Das Problem heißt Privateigentum!

Die Bahnen fahren nicht wie sie sollen. Insbesondere in den letzten Tagen, weil in der Großen Ulrichstraße gebaut wurde und am Leipziger Turm ein einsturzgefährdetes Haus steht. Während das Problem mit der Baustelle behoben ist, bleibt das Haus am Leipziger Turm ein Problem und stört insbesondere den Bahnverkehr zum Hauptbahnhof.

Das ist ärgerlich, aber ist es auch ein politisches Problem? Als SDS haben wir nichts gegen sinnvolle Baustellen (z.B. zur Verbesserung der Infrastruktur) und nehmen dafür auch gerne einen Umweg in Kauf. Aber insbesondere die Tatsache, dass alle Hallenser*innen dazu gezwungen sind, ewig auf Bahnen zu warten oder gleich zu Fuß zu gehen, ist ein politisches Problem - eines, das in einer besser eingerichteten Gesellschaft zu vermeiden gewesen wäre.

Denn es ist kein Naturgesetz, dass Häuser einfach irgendwann einstürzen und dabei den ÖPNV in Mitleidenschaft ziehen. Viele Häuser, die älter als das hier behandelte sind, stürzen nicht einfach ein und stören den Verkehr nicht. Das Haus wurde allerdings vom Eigentümer jahrzehntelang einfach stehen gelassen und vergammelte allmählich. Erst jetzt, wo die Gefährdung schon da ist, verpflichten die Behörden diesen dazu, einen Abriss vorzunehmen. Deshalb soll “Eigentum verpflichten”, wie es im Grundgesetz heißt.
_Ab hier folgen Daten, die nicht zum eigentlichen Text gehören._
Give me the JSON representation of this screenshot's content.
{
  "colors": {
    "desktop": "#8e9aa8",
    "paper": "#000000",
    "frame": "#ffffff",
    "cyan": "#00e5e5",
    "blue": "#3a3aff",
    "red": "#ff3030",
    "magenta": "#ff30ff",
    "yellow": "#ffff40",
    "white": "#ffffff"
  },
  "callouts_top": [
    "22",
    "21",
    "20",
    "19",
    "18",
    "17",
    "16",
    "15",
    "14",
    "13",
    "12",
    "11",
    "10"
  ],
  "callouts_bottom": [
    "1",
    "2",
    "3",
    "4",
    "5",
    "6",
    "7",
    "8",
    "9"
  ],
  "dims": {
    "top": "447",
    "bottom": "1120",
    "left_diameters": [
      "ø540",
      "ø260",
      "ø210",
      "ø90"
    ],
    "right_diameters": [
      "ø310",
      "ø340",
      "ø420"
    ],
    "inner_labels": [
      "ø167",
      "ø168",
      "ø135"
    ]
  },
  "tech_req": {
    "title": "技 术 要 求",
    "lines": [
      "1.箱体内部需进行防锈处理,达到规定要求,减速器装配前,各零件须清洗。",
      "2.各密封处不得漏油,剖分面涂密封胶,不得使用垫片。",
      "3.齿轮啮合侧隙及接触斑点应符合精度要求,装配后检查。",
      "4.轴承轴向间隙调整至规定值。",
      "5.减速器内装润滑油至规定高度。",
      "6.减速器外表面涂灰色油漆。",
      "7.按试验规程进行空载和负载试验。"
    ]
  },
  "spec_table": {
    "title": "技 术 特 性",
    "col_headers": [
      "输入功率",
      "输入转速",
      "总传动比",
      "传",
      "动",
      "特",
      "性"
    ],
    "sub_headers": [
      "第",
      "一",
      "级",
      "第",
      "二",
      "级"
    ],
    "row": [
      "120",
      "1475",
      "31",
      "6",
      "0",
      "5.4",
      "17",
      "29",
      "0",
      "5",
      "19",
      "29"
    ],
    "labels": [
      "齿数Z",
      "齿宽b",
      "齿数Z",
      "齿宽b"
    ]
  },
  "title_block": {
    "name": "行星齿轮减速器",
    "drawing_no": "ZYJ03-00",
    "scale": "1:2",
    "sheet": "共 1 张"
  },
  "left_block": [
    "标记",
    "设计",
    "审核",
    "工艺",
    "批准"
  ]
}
Das heißt, die Eigentümer*innen haben die Pflicht, irgendwann etwas dagegen zu tun, dass alle Hallenser*innen für immer auf ihre Bahnen verzichten müssen, aber gegen das in Kauf genommene oder gar gezielte Herbeiführen einer solchen Situation hat der Staat nichts einzuwenden. Kapitalist*innen können Wohn- und Geschäftsräume, die ihnen gehören, aktiv zerstören, den Menschen entziehen und alle Hallenser*innen im Zweifel wochenlang dafür leiden lassen, ohne dass ihnen mehr droht als ein Abriss. Das ist auch deshalb ein Skandal, weil der Abriss für den Eigentümer sowieso deutlich billiger ist als eine Sanierung. Wer die zahlreichen Ruinen in der teuren Innenstadt von Halle sieht, sieht genau diese Strategie bei der Arbeit: Alte Häuser vergammeln solange, bis sie unrettbar verloren sind. Der Denkmalschutz lässt grüßen!
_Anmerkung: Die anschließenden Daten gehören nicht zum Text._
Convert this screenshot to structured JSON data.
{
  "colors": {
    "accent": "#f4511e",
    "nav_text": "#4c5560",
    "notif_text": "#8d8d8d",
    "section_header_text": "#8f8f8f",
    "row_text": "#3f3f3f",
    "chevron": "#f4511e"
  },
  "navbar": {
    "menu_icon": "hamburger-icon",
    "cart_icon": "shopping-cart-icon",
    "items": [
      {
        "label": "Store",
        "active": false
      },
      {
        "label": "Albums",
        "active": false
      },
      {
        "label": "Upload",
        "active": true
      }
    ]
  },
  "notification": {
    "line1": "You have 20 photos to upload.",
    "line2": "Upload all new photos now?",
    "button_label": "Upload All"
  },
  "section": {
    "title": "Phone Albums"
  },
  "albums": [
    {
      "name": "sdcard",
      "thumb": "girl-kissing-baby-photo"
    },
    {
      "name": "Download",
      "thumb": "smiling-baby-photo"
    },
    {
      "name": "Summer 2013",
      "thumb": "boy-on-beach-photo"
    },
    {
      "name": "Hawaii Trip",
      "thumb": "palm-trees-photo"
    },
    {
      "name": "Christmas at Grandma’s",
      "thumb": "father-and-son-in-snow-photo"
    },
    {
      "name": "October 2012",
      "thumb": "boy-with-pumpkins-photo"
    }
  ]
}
Wir fragen: Wo ist die Entschädigung dafür, dass Wohnraum zerstört wurde? Was haben die Hallenser*innen davon, wenn die Kapitalist*innen irgendwann dazu verpflichtet werden, ihr Eigentum von den Schienen zu räumen? Wieso steht das Eigentum über dem Recht, zu wohnen und sich zu bewegen? Und wie lange will man an einem Eigentumsprinzip festhalten, dass sogar in solch kleinen Fällen dazu führt, dass Zehntausenden von Hallenser*innen aktiv auf den Kopf gespuckt wird? Wie kann es sein, dass der Eigentümer auch jetzt nicht enteignet wird?
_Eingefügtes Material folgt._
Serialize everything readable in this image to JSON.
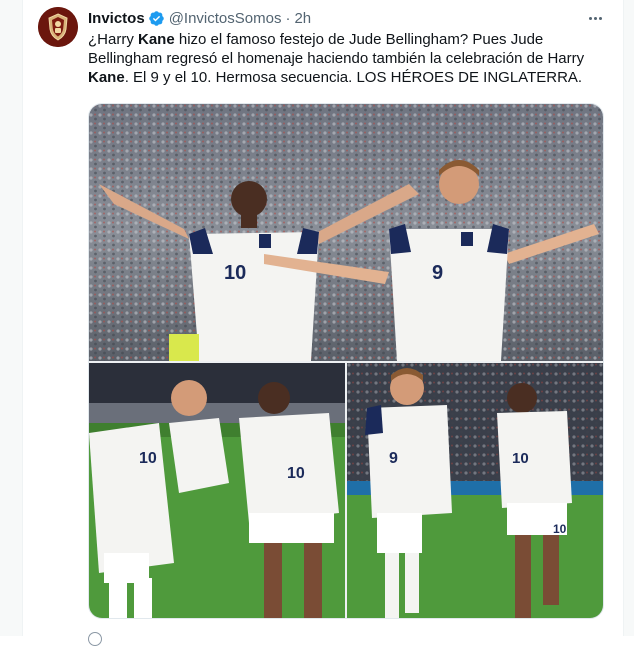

In der kapitalistischen Gesellschaft ist das Privateigentum dermaßen heilig und unantastbar, dass wir fast schon froh sein müssen, dass nur die Bahnen ausfallen. Denn an anderer Stelle zerstört das Privateigentum direkt die ganze Infrastruktur. Zwar haben Behörden theoretisch bereits jetzt die Möglichkeit, mehr dagegen zu machen, aber das tun sie meist nicht, da das Eigentumsprinzip nicht nur durch Gesetze, sondern auch ideologisch geschützt ist. Aber eine nachhaltige Lösung wird es nur mit einer restlosen Abschaffung des Eigentums auf Wohnraum und sowieso auf alle Produktionsmittel geben.